Arash Memarzadeh, a recent Tech graduate, placed first in the SPE International Student Paper Contest during the SPE Annual Technical Conference and Exhibition in Houston.


Arash Memarzadeh, a recent Tech graduate, placed first in the SPE International Student Paper Contest during the SPE Annual Technical Conference and Exhibition in Houston.

This was truly a worldwide competition. The best of the best compete at this stage and Arash won this very outstanding award. We are all very proud of him.

Dr. Hamid Rahnema, Memarzadeh's advisor

Memarzadeh graduated in May 2015 and now works for California Resources Corporation, the company that also supported his master’s research project. For his thesis work, he created a large testing system in a third-floor lab in MSEC.

“We inject steam and specialized solvents into the heaviest, most viscous  oil in the world,” Memarzardeh said. “We built a scaled-down replica of an oil reservoir owned by the investors and are pumping in various fluids to monitor all their properties inside the model. It’s a lot of actual experiments, not just computer simulation.”

Memarzadeh’s goal was to see how heavy oil reacts to steam and various solvents. He also created a simulation program that helps determine how the system will behave under different circumstances.

“I developed a never-been-seen-before thermodynamic model of hydrocarbon and steam interactions,” he said. “The testing system shows how much we can enhance oil production with solvent, while the program shows exactly how steam reacts with solvent inside the system.”

Dr. Rahnema said Memarzadeh was very deserving of the award because his work will contribute to more efficient and economic heavy oil recovery. 

“Arash’s biggest challenge was designing and setting up the subsurface conditions,” Dr. Rahnema said. “He was required to create sustainable high temperature conditions and while working with extremely thick, viscous oil. Arash actually built all the equipment from scratch – with help from the machine shop. It’s a New Mexico Tech facility and he built it.”

Rahnema said Memarzadeh’s project is indicative of the practical research being conducted in the Petroleum Engineering Department at Tech.

“The strong point of Arash’s work is how we integrate pure research in the lab with a real-world problem in the field,” Rahnema said. “That close integration was an important feature of Arash’s research. We brought a graduate student onto continue his work in the department and we hope to continue the program this year.”

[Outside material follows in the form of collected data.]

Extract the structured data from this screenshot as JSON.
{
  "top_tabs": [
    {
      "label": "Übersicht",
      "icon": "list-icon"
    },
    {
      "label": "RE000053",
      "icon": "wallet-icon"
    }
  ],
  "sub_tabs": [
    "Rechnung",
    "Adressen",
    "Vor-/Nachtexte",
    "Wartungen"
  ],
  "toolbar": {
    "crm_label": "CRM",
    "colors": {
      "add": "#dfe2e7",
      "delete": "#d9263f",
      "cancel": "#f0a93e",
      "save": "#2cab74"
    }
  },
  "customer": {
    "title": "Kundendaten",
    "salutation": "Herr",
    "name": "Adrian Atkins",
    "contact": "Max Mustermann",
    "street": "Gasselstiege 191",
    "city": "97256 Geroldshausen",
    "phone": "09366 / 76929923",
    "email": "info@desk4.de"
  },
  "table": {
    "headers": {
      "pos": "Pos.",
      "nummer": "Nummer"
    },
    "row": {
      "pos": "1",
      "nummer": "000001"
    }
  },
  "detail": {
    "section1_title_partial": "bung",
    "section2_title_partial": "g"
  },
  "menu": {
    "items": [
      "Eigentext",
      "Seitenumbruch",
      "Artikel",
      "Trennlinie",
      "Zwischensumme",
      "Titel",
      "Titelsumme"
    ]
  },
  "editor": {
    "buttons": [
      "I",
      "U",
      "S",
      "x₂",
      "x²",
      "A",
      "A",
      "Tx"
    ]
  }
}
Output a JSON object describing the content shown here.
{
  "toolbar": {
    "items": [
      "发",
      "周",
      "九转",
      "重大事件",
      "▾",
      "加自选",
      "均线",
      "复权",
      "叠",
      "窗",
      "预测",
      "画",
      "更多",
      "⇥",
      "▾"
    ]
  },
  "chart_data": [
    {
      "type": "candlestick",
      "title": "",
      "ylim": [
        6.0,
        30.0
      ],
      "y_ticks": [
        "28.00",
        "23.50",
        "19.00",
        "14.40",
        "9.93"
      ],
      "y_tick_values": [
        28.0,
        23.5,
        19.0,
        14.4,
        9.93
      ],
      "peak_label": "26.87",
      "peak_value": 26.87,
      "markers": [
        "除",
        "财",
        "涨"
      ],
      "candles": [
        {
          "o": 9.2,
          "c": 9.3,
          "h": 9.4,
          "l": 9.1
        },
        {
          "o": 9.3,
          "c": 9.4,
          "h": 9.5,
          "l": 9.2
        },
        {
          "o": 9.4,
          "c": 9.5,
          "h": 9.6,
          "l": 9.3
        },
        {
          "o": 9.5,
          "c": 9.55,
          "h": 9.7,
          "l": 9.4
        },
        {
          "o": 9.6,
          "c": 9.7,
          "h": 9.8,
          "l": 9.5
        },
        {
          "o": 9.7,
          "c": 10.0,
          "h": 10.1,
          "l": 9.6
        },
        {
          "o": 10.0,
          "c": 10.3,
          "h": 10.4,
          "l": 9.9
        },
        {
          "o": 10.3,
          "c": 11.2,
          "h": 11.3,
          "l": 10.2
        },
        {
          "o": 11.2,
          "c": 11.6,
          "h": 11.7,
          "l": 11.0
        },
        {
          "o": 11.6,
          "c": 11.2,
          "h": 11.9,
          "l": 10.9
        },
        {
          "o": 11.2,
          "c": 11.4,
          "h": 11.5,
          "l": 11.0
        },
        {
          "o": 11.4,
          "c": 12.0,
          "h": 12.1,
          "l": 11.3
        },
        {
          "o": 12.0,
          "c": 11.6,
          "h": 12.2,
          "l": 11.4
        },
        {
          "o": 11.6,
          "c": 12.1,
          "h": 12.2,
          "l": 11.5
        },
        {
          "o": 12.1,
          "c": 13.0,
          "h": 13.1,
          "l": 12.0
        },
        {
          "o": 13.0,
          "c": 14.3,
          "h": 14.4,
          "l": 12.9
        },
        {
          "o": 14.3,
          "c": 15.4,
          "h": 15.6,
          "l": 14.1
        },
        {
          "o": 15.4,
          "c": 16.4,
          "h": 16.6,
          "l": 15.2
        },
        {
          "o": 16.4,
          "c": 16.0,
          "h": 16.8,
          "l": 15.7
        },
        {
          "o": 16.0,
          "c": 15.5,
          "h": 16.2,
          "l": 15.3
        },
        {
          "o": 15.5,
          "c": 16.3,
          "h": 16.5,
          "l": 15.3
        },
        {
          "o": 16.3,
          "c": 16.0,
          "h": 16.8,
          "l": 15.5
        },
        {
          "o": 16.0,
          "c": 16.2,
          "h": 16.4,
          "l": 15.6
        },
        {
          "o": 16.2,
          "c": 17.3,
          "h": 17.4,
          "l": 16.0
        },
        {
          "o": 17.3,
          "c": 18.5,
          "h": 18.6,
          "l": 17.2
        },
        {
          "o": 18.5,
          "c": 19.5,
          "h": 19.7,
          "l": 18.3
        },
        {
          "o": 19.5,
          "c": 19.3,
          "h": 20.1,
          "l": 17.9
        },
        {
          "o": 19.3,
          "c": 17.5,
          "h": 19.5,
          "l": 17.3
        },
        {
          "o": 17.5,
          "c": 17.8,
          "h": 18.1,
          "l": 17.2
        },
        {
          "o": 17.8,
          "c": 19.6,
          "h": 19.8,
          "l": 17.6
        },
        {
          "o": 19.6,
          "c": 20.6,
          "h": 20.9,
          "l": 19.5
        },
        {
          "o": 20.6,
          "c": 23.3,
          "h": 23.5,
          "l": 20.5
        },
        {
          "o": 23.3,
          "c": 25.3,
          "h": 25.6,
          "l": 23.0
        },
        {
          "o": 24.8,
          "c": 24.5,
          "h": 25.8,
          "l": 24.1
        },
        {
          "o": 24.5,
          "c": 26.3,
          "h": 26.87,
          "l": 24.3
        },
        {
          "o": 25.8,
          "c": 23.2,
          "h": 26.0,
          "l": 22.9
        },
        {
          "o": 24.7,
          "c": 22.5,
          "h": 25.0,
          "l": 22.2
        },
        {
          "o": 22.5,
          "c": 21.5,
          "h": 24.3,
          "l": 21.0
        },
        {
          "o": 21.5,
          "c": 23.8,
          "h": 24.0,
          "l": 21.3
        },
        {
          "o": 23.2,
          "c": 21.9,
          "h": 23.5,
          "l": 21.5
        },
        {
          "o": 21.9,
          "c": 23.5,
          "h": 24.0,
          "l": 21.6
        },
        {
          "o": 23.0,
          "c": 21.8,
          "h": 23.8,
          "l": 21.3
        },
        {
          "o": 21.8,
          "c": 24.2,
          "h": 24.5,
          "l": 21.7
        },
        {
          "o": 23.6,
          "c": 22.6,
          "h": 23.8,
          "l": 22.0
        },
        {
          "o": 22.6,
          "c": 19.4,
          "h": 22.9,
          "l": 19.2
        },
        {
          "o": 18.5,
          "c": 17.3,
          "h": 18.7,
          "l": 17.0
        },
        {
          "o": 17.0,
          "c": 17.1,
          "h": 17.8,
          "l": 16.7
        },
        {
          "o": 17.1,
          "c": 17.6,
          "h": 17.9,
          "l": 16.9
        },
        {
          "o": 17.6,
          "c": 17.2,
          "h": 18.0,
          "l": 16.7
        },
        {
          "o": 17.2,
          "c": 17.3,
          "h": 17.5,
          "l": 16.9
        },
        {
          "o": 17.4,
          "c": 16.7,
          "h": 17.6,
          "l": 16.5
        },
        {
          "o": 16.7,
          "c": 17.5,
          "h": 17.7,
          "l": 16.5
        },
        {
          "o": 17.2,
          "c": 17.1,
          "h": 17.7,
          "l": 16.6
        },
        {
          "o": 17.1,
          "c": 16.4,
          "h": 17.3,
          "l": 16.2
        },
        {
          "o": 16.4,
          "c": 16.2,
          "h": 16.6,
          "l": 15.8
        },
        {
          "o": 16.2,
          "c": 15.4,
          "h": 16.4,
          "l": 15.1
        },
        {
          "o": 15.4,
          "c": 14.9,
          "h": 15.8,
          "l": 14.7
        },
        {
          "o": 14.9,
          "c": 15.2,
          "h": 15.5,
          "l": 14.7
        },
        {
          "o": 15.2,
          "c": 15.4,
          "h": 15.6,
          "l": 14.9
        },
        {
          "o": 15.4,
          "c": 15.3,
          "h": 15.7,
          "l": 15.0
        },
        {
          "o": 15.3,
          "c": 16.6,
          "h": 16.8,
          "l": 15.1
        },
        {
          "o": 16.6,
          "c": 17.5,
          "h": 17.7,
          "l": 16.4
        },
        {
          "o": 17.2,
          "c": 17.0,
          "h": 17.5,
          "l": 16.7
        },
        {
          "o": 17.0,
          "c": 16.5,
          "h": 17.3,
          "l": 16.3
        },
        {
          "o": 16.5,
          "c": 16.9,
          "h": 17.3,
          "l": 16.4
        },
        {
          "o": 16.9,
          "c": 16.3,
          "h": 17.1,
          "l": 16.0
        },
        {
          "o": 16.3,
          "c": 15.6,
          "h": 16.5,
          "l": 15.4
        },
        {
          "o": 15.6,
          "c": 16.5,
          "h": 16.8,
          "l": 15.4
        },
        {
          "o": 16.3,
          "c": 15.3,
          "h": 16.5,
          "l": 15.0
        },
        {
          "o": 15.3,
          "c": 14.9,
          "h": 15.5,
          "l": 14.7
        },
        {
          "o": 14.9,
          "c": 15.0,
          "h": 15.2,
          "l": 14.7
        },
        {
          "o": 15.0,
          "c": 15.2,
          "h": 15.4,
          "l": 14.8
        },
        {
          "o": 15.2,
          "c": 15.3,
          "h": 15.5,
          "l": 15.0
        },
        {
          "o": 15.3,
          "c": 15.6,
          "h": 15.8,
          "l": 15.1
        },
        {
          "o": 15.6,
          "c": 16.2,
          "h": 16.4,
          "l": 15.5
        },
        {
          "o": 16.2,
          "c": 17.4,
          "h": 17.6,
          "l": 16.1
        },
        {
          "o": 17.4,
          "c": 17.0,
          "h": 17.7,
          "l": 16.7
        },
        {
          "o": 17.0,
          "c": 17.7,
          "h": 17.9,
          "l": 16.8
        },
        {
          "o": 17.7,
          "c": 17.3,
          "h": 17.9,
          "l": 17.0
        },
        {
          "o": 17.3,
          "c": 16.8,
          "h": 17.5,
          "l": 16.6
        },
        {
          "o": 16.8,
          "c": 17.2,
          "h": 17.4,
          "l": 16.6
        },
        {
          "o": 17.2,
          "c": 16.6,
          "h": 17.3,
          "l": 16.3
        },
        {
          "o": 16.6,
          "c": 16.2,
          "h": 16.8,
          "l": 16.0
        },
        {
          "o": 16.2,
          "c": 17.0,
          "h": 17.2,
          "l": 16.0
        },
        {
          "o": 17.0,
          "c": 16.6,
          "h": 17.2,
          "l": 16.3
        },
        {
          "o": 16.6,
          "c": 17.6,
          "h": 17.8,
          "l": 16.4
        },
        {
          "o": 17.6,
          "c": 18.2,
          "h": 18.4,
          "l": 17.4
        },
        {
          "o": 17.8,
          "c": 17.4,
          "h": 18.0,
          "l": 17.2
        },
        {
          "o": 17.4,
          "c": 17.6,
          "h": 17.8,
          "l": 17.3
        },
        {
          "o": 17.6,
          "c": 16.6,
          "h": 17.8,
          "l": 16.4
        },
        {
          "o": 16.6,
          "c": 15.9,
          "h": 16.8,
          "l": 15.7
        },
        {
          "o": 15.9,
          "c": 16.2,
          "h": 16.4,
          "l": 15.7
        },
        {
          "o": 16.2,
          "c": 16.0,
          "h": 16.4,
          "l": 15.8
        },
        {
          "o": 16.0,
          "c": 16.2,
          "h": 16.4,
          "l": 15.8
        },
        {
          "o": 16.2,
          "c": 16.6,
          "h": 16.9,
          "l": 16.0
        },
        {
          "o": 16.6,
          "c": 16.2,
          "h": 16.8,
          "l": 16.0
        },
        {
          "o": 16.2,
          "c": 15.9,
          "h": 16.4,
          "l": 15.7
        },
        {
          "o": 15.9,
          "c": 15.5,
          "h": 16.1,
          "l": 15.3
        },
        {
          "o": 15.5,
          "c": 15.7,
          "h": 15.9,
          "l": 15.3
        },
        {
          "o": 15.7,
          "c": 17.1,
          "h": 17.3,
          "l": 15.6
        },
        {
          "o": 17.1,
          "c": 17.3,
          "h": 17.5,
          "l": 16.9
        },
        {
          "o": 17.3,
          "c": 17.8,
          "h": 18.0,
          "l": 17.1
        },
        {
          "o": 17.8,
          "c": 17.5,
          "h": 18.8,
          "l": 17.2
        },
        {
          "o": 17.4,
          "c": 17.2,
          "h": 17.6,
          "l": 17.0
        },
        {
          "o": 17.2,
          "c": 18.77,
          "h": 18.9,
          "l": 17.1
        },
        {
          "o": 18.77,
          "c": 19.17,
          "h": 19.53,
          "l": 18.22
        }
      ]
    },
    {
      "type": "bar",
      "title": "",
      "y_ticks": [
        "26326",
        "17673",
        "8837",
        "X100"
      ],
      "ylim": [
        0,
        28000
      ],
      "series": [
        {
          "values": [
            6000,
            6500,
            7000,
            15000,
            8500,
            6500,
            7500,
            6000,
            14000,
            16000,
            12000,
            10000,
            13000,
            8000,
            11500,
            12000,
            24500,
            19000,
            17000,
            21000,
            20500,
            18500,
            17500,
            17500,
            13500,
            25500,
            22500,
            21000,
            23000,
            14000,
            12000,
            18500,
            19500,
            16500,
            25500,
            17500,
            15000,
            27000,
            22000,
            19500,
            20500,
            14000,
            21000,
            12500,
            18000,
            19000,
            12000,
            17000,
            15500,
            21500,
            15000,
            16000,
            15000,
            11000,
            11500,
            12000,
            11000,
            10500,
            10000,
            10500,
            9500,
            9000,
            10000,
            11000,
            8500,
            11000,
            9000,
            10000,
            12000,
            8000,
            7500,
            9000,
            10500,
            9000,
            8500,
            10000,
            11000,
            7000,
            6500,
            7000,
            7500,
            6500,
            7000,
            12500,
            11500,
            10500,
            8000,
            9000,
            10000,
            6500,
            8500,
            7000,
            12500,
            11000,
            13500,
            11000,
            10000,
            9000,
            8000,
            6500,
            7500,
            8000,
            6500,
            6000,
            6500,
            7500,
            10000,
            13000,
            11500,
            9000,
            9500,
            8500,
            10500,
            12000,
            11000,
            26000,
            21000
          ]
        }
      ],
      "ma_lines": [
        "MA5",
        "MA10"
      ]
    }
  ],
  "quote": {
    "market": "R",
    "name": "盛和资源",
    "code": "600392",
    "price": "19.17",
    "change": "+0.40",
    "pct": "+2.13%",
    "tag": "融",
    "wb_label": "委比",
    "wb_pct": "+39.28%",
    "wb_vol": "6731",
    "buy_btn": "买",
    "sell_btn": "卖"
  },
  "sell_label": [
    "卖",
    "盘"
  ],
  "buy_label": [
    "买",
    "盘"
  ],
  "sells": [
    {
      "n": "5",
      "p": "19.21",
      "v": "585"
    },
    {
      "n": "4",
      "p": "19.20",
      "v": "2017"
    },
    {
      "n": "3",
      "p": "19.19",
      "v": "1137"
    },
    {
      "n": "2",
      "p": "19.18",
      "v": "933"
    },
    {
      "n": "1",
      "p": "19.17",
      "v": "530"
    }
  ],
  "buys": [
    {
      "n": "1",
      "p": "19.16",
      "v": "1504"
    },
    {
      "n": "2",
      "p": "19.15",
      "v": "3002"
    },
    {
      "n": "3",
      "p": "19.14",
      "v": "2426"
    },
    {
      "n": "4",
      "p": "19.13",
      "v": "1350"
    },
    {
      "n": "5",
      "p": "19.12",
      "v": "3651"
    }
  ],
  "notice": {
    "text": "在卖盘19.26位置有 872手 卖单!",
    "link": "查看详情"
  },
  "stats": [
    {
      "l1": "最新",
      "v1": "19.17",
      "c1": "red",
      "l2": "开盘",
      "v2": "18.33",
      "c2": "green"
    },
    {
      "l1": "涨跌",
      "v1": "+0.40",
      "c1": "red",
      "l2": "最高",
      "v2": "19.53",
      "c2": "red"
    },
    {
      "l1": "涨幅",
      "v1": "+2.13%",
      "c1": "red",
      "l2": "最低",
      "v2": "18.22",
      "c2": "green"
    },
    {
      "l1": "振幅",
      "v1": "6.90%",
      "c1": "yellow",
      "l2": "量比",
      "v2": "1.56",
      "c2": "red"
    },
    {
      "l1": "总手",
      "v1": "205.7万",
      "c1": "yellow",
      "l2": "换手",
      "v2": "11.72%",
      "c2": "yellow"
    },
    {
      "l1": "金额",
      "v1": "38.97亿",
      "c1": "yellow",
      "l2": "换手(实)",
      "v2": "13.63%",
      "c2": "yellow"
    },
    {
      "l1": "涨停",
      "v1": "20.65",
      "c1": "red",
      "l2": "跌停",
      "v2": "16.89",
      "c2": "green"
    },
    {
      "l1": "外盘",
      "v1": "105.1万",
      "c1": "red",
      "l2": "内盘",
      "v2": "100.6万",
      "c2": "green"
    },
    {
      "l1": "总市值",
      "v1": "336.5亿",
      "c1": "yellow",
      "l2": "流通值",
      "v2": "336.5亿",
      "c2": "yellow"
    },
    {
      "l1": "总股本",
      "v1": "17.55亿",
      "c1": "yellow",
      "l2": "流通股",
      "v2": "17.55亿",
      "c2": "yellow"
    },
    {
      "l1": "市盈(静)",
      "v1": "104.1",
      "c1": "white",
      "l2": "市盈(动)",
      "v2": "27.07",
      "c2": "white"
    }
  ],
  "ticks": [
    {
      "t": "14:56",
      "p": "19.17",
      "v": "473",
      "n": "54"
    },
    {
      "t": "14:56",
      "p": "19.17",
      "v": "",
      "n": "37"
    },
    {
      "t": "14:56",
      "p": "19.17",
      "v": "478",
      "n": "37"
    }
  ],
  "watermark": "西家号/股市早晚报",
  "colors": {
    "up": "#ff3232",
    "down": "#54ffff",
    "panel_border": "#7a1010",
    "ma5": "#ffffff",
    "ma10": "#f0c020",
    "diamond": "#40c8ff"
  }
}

Memarzadeh came to Tech in 2012 after earning his bachelor’s in physics at St. Mary’s College of California. He qualified for the international event by winning a regional paper competition, which was held at New Mexico Tech in the spring.

“This research is a big deal within the industry,” he said. “If successful, it’ll result in a full scale pilot test well.”

He completed an internship with California Resources Corporation during the summer of 2014. His internship gave him first-hand knowledge of the problem in the field and the objective for the research project. The company then asked him – along with his advisor Dr. Hamid Rahnema – to build the testing system and perform simulation work.

The conference award was especially gratifying because of the large support of New Mexico Tech students, faculty and alumni, he said.

“We had a lot of supporters from New Mexico Tech who came and watched the competition, along with my fiancé,” he said. “We must have had over 30 Techies there and everyone cheered so loudly, overwhelming the rest of the audience when they announced my name. I’ll remember that loud applause for the rest of my life.”